Les prénoms, ou pour être plus juste (car un pré-nom suppose déjà un nom de famille), les noms de baptême ont toujours connu des vogues. Si les enseignants s’arrachent les cheveux aujourd’hui lorsqu’ils sont confrontés à trois Kevin par classe, il devait exister autrefois plus d’un Jean et plus d’une Marguerite par village. La nécessité de les distinguer s’est rapidement fait sentir.

Il fallait donc accoler au nom de baptême un autre nom. L’usage est certainement très ancien, il serait malaisé de déceler les transitions entre le système romain à trois noms, la dénomination unique germanique et l’usage du nom à deux termes.

La façon dont ce deuxième nom est devenu nom de famille héréditaire est encore mal connue. On peut avancer qu’il s’agissait d’imiter les nobles qui se transmettaient le nom de leur terre en ligne patrilinéaire. Cette tendance semble aussi coïncider avec une évolution sociale, à savoir le renforcement du rôle du père de famille aux XIIIème et XIVème siècles… Les matronymes comme LAROUSSE sont assez rares.
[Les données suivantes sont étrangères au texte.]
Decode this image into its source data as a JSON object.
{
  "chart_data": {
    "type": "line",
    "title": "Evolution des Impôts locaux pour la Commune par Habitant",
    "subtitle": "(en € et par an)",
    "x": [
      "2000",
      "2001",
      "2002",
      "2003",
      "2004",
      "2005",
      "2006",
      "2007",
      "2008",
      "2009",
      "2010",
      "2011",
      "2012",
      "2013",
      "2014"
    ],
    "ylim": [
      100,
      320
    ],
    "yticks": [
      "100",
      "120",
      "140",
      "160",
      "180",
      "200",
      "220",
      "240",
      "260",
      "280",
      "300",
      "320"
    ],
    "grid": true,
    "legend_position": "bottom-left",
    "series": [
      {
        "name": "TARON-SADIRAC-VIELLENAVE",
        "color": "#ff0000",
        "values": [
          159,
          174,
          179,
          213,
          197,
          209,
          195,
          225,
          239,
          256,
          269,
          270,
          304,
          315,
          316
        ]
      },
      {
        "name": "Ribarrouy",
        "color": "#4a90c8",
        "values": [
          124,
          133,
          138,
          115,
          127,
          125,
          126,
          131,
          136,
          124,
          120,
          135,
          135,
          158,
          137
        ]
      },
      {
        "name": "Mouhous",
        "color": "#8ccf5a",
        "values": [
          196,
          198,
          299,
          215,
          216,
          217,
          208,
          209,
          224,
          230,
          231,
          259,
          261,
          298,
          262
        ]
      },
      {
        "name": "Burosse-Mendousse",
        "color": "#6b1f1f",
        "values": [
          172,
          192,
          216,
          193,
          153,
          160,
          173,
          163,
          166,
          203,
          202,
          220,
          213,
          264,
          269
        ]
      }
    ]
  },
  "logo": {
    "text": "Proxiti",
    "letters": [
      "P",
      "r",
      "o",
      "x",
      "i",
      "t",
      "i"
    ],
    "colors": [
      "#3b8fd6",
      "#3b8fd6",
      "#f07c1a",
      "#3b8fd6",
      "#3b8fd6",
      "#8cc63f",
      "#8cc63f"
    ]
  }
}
On peut définir trois catégories de patronymes selon leur origine :

1) Les noms de baptême.

Ces noms obéissaient à des phénomènes de mode. La plupart sont issus du calendrier chrétien :

  • saints et évangélistes comme Matthieu et ses formes bretonnes Mazé, Mahé

  • personnages bibliques comme Salomon ou David.
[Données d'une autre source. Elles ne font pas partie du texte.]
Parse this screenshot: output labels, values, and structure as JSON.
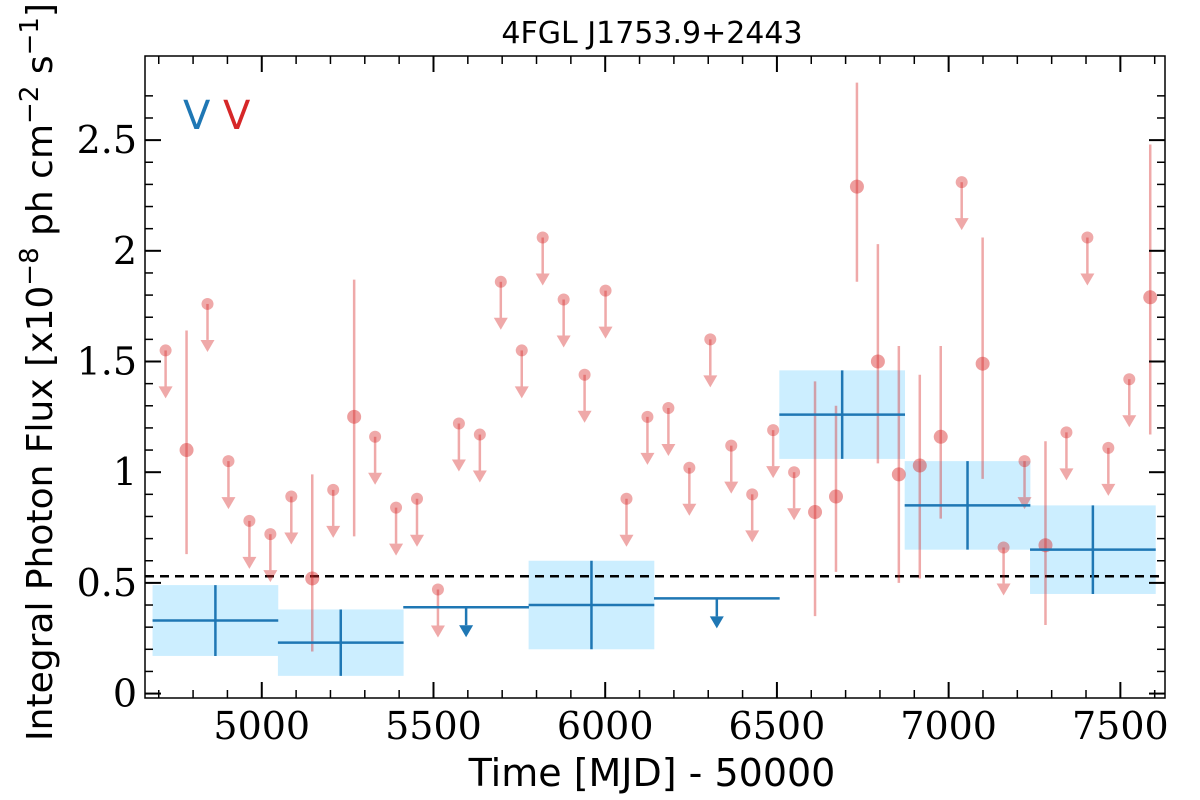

Les noms celtiques tiennent aussi une place importante :

  • saints bretons, gallois, irlandais comme Efflam, Ronan ;

  • noms celtiques traditionnels tels que Tanguy, Conan, Goulven.
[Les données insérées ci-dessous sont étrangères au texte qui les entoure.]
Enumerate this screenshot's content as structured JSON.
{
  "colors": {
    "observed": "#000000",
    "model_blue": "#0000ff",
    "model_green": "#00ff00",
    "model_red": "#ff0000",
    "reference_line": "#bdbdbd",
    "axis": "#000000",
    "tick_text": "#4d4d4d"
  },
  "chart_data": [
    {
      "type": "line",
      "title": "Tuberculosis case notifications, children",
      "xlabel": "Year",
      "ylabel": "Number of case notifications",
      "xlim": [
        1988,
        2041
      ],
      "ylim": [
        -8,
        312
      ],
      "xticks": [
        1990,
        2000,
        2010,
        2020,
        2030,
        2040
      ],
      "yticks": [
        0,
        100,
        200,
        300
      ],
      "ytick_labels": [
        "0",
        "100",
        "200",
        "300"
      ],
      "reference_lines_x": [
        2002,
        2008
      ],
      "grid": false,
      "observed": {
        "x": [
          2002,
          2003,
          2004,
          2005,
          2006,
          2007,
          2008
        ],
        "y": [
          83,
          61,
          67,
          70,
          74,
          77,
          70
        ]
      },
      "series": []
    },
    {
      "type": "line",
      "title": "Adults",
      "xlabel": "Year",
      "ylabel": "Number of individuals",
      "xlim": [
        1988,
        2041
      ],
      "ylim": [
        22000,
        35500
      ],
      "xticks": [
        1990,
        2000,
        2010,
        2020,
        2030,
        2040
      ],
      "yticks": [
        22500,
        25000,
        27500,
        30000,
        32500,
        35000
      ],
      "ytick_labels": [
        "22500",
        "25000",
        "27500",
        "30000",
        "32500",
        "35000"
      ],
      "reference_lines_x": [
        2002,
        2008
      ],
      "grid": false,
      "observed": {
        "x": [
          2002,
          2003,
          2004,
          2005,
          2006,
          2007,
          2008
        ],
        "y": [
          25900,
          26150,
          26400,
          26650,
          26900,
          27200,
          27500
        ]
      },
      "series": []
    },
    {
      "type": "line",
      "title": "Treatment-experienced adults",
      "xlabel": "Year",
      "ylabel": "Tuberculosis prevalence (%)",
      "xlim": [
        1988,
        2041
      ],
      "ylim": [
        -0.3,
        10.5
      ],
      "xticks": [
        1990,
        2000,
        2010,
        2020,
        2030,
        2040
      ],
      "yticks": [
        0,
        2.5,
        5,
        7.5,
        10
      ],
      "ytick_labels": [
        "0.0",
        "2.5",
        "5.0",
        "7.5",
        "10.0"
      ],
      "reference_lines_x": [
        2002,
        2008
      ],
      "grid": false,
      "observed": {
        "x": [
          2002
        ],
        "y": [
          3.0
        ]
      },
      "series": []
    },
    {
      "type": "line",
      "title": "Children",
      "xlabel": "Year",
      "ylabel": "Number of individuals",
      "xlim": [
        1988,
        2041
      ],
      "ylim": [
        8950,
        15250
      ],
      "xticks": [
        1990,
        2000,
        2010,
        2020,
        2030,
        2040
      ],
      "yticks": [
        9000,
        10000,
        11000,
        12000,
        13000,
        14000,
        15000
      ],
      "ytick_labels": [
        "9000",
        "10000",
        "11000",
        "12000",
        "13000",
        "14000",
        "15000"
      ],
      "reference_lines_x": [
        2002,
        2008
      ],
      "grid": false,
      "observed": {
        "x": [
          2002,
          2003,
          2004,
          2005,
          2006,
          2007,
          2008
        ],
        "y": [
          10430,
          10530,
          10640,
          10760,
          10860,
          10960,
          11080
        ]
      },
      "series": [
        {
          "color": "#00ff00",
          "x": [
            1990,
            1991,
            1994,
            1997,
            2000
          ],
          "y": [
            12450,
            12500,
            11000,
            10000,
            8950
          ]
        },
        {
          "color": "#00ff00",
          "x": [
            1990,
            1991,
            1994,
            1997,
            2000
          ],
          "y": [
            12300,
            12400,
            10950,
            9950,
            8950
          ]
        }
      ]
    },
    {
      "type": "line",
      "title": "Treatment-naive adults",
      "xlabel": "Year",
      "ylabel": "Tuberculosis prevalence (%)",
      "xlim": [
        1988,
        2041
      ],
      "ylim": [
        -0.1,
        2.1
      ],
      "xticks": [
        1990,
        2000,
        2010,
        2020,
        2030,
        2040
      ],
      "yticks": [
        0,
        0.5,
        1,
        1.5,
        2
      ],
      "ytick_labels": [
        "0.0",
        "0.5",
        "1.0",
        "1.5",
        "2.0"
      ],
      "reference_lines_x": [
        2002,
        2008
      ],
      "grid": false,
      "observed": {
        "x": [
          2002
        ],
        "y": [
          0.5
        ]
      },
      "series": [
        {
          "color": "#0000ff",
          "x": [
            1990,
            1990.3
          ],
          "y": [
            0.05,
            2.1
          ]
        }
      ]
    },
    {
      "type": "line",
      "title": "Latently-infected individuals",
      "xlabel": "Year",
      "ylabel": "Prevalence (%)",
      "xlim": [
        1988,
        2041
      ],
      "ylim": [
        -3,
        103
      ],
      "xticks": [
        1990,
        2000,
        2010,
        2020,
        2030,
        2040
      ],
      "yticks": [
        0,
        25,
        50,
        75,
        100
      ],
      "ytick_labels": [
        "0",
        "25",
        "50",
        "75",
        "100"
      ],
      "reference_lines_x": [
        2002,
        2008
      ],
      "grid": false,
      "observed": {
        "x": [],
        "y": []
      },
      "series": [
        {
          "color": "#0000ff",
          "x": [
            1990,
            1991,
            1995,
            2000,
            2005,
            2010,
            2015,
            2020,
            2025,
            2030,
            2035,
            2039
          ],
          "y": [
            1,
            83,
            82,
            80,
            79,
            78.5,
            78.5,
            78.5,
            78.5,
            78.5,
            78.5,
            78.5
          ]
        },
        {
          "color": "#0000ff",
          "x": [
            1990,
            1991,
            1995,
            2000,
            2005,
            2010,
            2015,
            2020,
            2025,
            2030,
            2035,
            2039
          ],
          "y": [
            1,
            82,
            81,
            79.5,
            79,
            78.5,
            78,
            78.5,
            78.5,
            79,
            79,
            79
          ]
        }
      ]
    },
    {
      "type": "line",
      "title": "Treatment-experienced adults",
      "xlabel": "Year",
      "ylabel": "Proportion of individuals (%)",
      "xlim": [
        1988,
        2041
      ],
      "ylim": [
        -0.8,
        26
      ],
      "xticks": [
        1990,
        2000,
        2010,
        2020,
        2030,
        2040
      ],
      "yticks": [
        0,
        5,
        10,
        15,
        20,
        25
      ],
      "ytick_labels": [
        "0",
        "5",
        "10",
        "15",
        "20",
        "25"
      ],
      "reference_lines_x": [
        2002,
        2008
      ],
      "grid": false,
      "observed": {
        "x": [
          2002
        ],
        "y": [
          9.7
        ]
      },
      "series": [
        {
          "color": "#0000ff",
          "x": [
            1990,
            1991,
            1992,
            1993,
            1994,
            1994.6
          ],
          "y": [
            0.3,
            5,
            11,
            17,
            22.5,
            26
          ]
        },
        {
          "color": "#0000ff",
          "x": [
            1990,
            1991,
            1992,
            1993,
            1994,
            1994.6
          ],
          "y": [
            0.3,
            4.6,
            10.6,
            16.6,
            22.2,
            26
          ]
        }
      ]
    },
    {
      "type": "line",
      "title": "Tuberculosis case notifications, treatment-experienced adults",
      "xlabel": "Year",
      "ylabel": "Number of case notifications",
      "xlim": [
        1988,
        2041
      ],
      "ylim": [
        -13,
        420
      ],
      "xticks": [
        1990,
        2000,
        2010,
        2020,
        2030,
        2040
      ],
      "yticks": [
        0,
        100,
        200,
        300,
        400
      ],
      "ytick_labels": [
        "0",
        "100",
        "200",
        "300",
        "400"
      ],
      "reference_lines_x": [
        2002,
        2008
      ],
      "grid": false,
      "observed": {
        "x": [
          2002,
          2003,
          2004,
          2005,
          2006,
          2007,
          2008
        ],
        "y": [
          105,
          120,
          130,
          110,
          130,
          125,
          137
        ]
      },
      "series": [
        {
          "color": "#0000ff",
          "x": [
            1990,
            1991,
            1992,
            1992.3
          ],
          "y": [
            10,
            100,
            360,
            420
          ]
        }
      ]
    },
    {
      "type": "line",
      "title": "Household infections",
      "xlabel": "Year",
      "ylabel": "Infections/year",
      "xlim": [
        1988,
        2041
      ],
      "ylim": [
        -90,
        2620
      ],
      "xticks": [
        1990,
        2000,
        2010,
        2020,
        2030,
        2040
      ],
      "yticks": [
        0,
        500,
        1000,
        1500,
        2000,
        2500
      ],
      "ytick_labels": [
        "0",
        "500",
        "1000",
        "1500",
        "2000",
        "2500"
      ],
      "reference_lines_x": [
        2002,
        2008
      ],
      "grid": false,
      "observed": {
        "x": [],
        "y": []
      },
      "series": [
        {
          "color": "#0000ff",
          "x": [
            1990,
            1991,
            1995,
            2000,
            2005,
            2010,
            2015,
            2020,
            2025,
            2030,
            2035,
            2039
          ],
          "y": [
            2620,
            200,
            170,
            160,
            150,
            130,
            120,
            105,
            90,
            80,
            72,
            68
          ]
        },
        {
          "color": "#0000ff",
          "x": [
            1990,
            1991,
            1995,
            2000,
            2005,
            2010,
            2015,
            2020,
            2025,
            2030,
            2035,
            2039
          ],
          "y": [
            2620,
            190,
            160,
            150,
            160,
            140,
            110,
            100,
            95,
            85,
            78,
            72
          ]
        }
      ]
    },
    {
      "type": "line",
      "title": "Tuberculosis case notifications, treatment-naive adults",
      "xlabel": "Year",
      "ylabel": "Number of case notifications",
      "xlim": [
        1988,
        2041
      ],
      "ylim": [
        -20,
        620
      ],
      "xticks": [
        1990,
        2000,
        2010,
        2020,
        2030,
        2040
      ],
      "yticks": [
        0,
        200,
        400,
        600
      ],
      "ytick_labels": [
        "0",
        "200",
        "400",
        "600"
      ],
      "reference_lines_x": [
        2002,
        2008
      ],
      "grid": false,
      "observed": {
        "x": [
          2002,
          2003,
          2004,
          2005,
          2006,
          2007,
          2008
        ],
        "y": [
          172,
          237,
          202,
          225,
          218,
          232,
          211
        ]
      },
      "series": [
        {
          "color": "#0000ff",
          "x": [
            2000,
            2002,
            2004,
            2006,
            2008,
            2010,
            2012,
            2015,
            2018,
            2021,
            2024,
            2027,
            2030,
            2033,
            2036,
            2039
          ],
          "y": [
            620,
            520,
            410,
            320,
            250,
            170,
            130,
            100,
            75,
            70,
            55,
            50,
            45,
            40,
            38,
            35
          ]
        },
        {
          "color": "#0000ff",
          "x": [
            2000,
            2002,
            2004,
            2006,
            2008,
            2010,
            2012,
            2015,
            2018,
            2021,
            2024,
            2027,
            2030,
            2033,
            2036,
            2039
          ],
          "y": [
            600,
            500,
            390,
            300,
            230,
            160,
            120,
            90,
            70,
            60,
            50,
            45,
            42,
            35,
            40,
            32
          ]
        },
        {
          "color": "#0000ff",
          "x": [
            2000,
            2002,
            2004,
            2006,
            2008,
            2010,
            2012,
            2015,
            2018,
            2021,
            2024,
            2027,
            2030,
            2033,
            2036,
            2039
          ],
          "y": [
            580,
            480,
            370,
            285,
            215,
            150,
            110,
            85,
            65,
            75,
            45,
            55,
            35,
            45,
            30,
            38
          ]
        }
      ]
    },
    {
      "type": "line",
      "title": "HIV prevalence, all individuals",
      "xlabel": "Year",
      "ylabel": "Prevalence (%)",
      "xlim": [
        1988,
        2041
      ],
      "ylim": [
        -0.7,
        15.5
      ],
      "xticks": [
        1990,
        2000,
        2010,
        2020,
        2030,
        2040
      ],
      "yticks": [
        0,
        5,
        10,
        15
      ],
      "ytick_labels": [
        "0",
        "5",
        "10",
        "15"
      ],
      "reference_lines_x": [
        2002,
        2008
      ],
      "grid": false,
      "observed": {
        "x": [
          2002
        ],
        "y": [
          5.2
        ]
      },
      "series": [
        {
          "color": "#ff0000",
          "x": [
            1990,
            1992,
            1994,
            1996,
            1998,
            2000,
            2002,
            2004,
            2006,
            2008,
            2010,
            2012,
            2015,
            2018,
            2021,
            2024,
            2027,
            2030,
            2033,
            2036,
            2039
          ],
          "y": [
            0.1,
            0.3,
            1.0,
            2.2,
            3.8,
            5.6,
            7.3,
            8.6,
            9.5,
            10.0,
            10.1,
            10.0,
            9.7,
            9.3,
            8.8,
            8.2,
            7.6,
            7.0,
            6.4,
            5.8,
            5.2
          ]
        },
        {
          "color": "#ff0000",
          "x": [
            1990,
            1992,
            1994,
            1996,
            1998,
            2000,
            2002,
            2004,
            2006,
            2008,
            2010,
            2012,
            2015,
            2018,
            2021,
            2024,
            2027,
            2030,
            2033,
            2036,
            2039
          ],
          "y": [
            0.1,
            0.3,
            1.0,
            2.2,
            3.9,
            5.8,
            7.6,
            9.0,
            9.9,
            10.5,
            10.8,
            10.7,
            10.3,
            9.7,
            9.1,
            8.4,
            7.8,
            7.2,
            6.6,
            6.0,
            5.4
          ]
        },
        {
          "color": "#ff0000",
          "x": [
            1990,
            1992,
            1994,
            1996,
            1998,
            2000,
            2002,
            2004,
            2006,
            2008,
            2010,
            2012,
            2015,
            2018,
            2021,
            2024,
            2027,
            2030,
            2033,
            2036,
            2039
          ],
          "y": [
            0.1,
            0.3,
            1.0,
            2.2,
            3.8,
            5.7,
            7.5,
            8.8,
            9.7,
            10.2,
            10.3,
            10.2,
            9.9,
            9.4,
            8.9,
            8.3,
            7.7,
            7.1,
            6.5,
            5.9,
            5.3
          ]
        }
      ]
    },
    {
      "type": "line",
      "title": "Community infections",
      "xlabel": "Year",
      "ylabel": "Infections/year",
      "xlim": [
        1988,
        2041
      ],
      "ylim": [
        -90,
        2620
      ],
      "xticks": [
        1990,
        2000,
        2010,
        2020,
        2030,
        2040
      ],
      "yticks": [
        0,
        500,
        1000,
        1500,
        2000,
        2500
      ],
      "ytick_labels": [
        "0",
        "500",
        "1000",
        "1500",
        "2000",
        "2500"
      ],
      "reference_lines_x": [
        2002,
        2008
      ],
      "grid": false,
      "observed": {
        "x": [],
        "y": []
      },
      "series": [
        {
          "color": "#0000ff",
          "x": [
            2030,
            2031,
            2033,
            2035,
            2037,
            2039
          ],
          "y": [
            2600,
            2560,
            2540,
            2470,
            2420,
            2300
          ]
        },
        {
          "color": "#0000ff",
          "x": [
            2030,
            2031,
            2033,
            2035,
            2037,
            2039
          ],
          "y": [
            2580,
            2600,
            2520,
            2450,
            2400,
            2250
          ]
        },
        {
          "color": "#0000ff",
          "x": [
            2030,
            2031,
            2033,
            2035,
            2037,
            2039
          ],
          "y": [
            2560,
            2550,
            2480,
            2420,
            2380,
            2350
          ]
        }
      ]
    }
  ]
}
L’utilisation de ces noms de baptême comme noms de famille peut se comprendre comme signifiant Untel (fils d’) Untel. Cet usage très répandu demeure dans d’autres pays, marqué par un suffixe comme -ez, -itch, ou par un préfixe comme le Mac- gaélique et le Ap- gallois. On trouve encore dans le Léon des ABIVEN, "fils d’Iven" ; ABGRALL ; APPERE…

2) Les surnoms.

Plus ou moins flatteurs, ceux-ci restent le meilleur moyen d’identifier une personne au sein d'une communauté. Leur variété est infinie. Ils peuvent se rapporter à :

  • la profession (CALVEZ, "charpentier" ; GUYADER, "tisserand") ;

  • un détail physique (Le BIHAN, "le petit" ; TROADEC, "grands-pieds") ou vestimentaire (BEREZAY,de Berr-e-sae, "celui qui porte une tunique courte") ;

  •  un trait moral (Le MAT, "le bon" ; Le FUR, "le sage") ;

  • une action d'éclat ou pas si fréquente (CROGUENNEC, de krogenn, ‘coquille’, pourrait désigner ceux qui ont accompli le pèlerinage à Saint-Jacques) ;

  • l’origine (Le GALL signifiant "le Français" ; Le SAUX, de Saoz, "l’Anglais"). On ne peut exclure dans ce cas qu’il s’agisse d’un sobriquet plutôt que d’une origine réelle ;

  • une attitude qui ne convient guère à son rang, ou un rôle tenu lors de représentations de théâtre populaire, tels les Le PAPE, Le COMTE, Le MAREC (chevalier)…

3) Les toponymes.

Autre solution pour identifier une personne : accoler à son nom celui du lieu où elle vit. Per Ar Vourc’h (Pierre du bourg), Yann Penn Ar C’hoat (Jean du bout du bois), Soiz An Ti Meur (Françoise de la grande maison). Ces surnoms ont pu donner les patronymes Le VOURCH, PENNARHOAT, Le TIMEUR et variantes.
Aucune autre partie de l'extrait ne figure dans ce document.